By Mike Dorf
What are the informal norms governing the circumstances under which an elected official should resign in the face of a sex scandal? Consider the latest oddity from New York State. Although he has announced that he will not seek a second term, NY Governor David Paterson is adamant (for now) that he will not resign his post in the wake of revelations that state troopers--perhaps acting at the governor's behest--dissuaded a woman from seeking a protective order against David Johnson, one of Paterson's top aides. It's possible, of course, that Paterson is completely blameless in the Johnson matter, but given that the Johnson story was the immediate impetus for Paterson's abandonment of his election plans, that seems unlikely. So for my purposes, I'll count Paterson in the guilty-of-something-but-not-required-to-resign category. Given how Paterson came to be Governor, that is quite odd.

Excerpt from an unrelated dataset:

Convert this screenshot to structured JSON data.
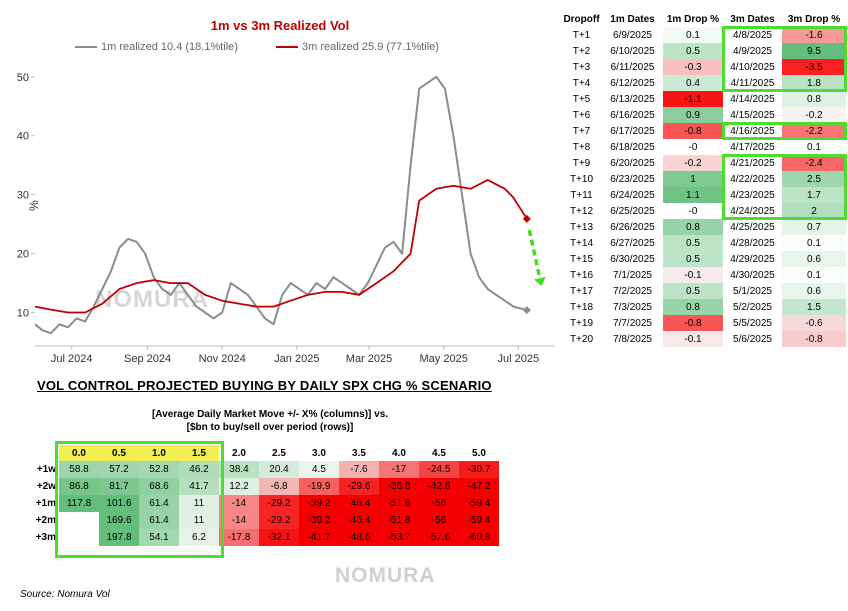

Eliot Spitzer was caught going to a prostitute. That showed Spitzer to be a cad (and given how much he paid, perhaps a mark as well!). And it was illegal. But unlike the accusations against Paterson, Spitzer's scandal did not involve the abuse of official power. In this regard, Spitzer is also worth contrasting with Bill Clinton, whose affair with Monica Lewinsky was both inherently exploitative of his status relative to her and involved White House staff (remember Betty Currie) in the cover-up. Yet Clinton, like Paterson, got to serve out his term. So, was Spitzer's decision to resign a mistake? Having engaged in behavior not as bad as Clinton or Paterson (if the allegations prove true), and no worse than SC Governor Mark Sanford's hiking of the Appalachian Trail, shouldn't Spitzer still be in office?
Is Bob Livingston the better precedent for Spitzer? Recall that Livingston stepped down from his position as Speaker of the House (but retained his House seat) before his term even began because of the revelation that he had an affair. Unlike Paterson (who, bizarrely enough, came into office admitting that both he and his wife had previously had affairs) and Clinton (whose philandering was an open secret) both Livingston and Spitzer faced hypocrisy charges. Having been a vocal critic of Clinton's extra-marital affair, Livingston had little credibility when his own was revealed. Turning them around, Livingston gave up the Speakership and challenged Clinton to give up the Presidency. Similarly Spitzer--who had used the resources of law enforcement and the bully pulpit to attack prostitution--was revealed as a hypocrite.
But apparently hypocrisy alone isn't enough to warrant immediate resignation. If it were, then various social conservatives who have preached family values would have resigned their offices upon the news of their respective sex scandals. Yet Sanford, David Vitter, Larry Craig, and John Ensign all held onto their offices after their scandals broke. Only Mark Foley had the decency to resign pronto, and he was the least socially conservative of the lot. So hypocrisy alone cannot explain who resigns and who stays on.
All of which leads me to consider one or more of the following:
1) The threats of impeachment against Spitzer were more serious than the threats of impeachment or other means of removal for others. This fact, if it is a fact, only raises the question of why that would be, to which part of the answer might be that Spitzer's scandal broke early in his term and governors are more visible than legislators.
2) There's more to the Spitzer story than meets the eye. I would have gone with this one a while back, but Spitzer has clearly raised his profile lately, which is not something he likely would have done if he were worried about more details coming out (unless he's a reckless fool, a possibility one can never overlook given the behavior of say, Gary Hart, Bill Clinton, John Edwards, etc. etc.).
3) Spitzer simply blew it. He should have weathered the storm and had he done so, he might now even have a shot at re-election. After all, Marv Albert's network banishment only lasted two years, and Client 9 never bit anybody.